Skico needs to reap a large number of bedrooms in the project to make the investment pay off, he said. Parts of the units can be locked off from the remainder to make them compatible for families. However, it is anticipated that seasonal workers will live in the majority of the units in winters. They would be potentially available for rent to other workers during summers, which is Basalt’s busiest tourist season.
“ASC’s workforce units will take pressure off of the existing housing pool and provide additional capacity to area businesses in the summer season, thereby serving the community as a whole,” Skico’s application said.
Jeffreys said Skico’s affordable housing shortage is going to intensify in the next few years. The company has 470 employees aged 60 years and older. Many of them live in free-market housing they acquired years ago.
“Due to current economic forces, replacement employees will not be able to move into free-market housing,” Skico’s application said.

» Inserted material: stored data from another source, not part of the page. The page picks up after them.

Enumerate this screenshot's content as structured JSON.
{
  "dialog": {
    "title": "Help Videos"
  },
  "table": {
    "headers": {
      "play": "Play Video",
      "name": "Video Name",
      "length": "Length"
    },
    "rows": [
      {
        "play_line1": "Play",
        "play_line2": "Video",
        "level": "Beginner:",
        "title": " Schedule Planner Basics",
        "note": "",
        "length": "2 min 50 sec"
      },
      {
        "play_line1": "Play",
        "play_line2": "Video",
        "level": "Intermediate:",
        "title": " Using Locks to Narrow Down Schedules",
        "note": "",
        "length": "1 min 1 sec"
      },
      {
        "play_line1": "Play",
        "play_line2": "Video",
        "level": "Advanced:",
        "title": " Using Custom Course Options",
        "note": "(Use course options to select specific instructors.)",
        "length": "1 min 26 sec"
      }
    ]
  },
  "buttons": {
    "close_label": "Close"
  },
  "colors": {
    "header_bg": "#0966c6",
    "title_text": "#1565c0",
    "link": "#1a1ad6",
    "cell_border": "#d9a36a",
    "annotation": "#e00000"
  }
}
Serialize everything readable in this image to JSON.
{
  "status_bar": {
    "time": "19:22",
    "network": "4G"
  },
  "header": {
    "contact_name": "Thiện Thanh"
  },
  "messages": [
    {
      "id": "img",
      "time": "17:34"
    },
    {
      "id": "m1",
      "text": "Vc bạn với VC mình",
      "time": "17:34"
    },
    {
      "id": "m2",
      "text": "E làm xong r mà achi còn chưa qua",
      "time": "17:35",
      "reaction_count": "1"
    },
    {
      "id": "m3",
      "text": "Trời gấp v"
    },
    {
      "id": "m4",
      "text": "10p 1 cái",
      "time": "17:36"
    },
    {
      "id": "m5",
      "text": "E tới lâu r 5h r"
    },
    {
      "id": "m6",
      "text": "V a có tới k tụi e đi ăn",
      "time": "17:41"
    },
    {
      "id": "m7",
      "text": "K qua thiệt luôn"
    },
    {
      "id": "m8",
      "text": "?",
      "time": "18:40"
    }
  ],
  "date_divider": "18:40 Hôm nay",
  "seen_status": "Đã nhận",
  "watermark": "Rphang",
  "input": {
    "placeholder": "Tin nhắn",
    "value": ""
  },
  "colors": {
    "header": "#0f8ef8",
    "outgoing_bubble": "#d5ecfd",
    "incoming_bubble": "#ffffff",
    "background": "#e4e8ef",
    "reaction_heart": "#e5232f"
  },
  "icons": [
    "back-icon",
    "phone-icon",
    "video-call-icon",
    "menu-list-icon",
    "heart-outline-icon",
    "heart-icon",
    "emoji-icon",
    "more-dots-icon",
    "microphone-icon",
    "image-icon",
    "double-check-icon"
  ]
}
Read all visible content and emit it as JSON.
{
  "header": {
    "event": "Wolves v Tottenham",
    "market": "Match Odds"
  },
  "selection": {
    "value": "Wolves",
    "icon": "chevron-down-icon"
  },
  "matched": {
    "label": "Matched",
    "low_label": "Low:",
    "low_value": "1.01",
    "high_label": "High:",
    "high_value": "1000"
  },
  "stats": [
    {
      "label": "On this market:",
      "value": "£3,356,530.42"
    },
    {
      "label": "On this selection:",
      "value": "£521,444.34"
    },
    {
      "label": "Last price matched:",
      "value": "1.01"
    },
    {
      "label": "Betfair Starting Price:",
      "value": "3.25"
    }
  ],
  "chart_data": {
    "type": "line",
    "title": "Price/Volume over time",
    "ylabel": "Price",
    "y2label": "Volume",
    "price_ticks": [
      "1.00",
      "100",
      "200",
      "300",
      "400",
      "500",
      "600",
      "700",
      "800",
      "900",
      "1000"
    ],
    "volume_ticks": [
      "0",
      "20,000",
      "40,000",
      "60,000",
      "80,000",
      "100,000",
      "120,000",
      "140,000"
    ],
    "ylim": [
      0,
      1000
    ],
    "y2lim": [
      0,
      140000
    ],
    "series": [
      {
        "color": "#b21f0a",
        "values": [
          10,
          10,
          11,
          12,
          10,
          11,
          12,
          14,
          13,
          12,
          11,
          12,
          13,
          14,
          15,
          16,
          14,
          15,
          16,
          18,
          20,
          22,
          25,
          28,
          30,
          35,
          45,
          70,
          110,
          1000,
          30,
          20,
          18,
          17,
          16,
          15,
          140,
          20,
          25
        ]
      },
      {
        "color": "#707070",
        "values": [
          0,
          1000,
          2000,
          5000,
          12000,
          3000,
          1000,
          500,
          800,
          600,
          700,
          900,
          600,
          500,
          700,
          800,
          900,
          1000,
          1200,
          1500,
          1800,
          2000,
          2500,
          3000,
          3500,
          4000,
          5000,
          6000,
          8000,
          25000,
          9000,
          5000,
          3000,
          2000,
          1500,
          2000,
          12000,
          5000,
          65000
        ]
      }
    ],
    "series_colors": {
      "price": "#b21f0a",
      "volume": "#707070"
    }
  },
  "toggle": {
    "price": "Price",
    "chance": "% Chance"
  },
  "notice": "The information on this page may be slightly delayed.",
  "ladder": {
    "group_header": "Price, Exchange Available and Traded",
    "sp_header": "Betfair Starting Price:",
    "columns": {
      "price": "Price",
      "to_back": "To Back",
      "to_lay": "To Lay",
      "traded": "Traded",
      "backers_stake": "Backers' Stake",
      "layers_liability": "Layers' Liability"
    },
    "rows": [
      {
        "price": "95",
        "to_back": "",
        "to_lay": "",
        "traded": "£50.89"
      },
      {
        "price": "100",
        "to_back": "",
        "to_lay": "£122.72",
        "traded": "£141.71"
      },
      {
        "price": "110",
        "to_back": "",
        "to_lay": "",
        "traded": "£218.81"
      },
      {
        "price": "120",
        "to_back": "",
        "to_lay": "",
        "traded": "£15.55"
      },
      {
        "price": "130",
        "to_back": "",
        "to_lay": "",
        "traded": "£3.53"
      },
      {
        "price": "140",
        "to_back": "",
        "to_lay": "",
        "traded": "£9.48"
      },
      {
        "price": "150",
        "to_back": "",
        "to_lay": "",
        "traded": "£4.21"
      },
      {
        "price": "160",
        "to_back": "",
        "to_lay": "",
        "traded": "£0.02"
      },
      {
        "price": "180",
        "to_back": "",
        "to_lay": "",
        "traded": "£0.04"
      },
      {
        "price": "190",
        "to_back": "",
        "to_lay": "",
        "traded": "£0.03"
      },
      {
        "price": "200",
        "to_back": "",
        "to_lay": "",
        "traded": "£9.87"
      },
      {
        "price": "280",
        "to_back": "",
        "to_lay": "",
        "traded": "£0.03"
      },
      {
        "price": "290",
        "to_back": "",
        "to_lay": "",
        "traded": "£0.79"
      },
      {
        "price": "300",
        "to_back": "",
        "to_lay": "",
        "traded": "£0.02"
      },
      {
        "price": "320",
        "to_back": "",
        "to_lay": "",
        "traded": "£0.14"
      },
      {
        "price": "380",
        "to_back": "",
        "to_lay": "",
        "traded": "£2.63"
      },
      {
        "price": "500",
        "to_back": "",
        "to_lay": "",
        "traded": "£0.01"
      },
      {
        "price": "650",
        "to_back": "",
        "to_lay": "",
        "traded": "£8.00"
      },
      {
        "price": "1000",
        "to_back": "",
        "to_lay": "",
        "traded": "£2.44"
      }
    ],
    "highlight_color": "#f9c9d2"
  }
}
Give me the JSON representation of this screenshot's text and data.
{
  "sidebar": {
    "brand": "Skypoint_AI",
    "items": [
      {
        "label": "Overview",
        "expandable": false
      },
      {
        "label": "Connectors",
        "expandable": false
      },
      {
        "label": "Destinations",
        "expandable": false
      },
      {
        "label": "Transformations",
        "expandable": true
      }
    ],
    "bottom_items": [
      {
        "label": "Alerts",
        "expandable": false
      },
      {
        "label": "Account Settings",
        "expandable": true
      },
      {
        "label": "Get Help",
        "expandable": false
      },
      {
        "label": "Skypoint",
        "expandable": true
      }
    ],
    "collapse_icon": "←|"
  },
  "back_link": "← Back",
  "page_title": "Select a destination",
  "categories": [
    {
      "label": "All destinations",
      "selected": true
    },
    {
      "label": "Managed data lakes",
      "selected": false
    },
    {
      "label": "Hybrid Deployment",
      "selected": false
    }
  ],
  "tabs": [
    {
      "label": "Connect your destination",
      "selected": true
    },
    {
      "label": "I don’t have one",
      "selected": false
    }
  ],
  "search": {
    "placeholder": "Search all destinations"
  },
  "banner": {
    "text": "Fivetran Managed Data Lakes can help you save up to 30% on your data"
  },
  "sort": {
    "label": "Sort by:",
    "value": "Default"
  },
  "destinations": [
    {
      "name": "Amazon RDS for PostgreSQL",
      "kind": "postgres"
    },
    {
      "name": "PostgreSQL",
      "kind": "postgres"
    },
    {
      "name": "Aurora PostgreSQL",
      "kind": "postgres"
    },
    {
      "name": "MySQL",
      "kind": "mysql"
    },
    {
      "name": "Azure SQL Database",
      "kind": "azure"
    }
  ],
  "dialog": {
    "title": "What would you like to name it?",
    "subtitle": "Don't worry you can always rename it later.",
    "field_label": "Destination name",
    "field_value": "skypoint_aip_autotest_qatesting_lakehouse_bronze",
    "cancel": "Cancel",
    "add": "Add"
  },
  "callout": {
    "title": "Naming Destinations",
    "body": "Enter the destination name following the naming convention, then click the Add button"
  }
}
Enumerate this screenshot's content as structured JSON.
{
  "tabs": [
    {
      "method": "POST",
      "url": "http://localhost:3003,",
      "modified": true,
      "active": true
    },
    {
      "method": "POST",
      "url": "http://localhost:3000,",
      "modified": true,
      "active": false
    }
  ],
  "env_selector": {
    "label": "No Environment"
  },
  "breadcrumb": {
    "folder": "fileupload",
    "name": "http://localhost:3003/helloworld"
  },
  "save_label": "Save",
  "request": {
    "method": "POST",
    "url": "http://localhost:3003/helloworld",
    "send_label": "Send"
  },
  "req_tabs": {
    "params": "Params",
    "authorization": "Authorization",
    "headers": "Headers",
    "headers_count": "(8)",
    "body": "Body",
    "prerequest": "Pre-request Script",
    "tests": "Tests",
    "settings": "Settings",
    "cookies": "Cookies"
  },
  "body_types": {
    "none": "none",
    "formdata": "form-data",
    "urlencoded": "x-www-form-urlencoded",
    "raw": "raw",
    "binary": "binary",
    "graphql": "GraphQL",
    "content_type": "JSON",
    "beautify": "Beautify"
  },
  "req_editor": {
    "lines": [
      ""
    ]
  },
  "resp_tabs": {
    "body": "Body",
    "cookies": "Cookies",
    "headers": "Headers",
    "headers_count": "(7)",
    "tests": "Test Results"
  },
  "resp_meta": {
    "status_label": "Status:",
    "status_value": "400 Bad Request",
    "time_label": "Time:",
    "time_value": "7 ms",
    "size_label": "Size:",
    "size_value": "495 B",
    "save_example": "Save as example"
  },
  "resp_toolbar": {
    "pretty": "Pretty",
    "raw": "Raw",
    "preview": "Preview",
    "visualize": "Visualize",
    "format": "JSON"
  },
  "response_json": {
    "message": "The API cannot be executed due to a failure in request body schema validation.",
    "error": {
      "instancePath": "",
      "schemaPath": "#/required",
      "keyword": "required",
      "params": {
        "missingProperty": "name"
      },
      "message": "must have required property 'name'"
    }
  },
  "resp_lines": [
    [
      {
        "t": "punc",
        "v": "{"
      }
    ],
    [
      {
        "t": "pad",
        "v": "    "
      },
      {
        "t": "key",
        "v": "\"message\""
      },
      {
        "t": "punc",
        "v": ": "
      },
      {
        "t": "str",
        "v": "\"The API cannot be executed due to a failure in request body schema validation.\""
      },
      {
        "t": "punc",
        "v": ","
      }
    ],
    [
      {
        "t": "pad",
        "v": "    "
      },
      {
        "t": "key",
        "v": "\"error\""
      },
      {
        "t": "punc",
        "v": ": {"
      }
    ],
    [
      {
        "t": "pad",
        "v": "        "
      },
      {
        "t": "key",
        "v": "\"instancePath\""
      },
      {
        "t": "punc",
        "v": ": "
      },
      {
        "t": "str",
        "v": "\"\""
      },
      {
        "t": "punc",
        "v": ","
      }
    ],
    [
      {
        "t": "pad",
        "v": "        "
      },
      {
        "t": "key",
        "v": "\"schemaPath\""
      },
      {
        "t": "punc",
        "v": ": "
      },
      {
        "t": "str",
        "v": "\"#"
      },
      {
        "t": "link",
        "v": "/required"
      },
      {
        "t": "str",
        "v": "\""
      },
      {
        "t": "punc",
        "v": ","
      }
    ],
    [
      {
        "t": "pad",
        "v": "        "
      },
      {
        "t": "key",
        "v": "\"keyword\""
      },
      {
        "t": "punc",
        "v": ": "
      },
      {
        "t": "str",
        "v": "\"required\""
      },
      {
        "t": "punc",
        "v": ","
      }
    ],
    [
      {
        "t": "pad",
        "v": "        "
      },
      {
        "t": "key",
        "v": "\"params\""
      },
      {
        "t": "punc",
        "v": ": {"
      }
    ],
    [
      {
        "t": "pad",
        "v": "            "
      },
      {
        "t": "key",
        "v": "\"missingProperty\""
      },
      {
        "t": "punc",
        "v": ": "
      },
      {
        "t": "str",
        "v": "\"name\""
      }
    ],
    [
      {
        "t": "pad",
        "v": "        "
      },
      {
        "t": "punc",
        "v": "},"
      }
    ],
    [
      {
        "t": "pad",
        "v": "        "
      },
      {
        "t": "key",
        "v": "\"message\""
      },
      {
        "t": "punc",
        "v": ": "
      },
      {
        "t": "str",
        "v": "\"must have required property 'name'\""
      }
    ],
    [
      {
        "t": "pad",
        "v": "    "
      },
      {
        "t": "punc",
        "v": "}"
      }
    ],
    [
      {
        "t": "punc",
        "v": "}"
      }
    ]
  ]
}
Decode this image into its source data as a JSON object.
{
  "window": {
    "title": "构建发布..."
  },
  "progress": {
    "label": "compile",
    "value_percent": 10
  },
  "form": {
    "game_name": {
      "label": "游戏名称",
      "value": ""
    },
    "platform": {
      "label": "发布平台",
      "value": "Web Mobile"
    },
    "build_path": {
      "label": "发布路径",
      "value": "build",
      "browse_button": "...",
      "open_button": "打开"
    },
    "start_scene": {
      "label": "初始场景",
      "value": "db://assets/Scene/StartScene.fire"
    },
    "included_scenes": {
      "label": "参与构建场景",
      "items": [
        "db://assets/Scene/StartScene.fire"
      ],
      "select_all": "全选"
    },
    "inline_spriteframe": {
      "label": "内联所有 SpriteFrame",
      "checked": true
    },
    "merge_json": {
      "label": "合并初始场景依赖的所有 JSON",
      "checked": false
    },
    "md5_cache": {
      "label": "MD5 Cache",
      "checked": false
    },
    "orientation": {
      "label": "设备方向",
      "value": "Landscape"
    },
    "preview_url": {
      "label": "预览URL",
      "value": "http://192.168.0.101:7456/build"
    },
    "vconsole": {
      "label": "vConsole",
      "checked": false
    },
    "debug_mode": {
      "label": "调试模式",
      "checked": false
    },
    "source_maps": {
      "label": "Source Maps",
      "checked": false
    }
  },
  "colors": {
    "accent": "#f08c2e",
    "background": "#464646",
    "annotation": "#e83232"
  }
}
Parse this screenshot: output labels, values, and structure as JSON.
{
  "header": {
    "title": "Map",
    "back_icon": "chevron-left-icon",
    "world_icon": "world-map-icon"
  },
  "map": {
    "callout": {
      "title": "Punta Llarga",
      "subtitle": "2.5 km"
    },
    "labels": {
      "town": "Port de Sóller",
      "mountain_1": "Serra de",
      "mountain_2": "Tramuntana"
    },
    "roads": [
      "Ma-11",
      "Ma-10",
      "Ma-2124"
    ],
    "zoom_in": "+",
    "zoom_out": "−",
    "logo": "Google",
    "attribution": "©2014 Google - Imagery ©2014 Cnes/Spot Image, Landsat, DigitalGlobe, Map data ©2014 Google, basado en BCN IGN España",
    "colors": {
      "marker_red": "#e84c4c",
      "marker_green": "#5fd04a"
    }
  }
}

Jeffreys said, “How do we replace them and where do we put them?”
Skico estimates it has 700 beds in its housing inventory, in Aspen and downvalley. Land costs in the upper valley are forcing it to focus on options in the midvalley. Skico has already developed a tiny home project in unincorporated Eagle County, adjacent to Basalt.
The application included a Frequently Asked Questions section that includes the entry: “Why should Basalt house Aspen Skiing Company’s employees?”
Skico’s own reply was it is one of the largest employers in Basalt, with roughly 80 employees in an office and warehouse. Skico purchased downtown offices for its finance, legal, planning, reservations and accounting departments.
A different section of the application estimated that the Willits Workforce Housing project would house at least 148 employees making an average of $35,000 annually. That adds more than $5 million in income annually to Basalt and an estimated $750,000 in annual spending at midvalley shops, restaurants and service providers.
Basalt Planning Director Susan Philp said Friday her department hasn’t been able to check the application for completeness yet since it was just submitted. Once deemed complete, it will be scheduled for review by the planning and zoning commission. After an advisory vote, it will advance to the town council. Councilman Auden Schendler, a Skico executive, will recuse himself, he confirmed previously.
The good news for Skico is Willits Town Center already has approvals. Skico must seek two amendments to make its project work, Jeffreys said. It must get permission to convert commercial square footage into deed-restricted community housing on the building’s ground floor. The Block 9 building was pegged for between 7,200 and 7,600 square feet of commercial space, he said.
Second, it must ask the town to remove a “roommate cap” on the site. Basalt’s municipal code prevents more than three unrelated parties from living in the same unit, regardless of unit size or bedroom count, according to Jeffreys.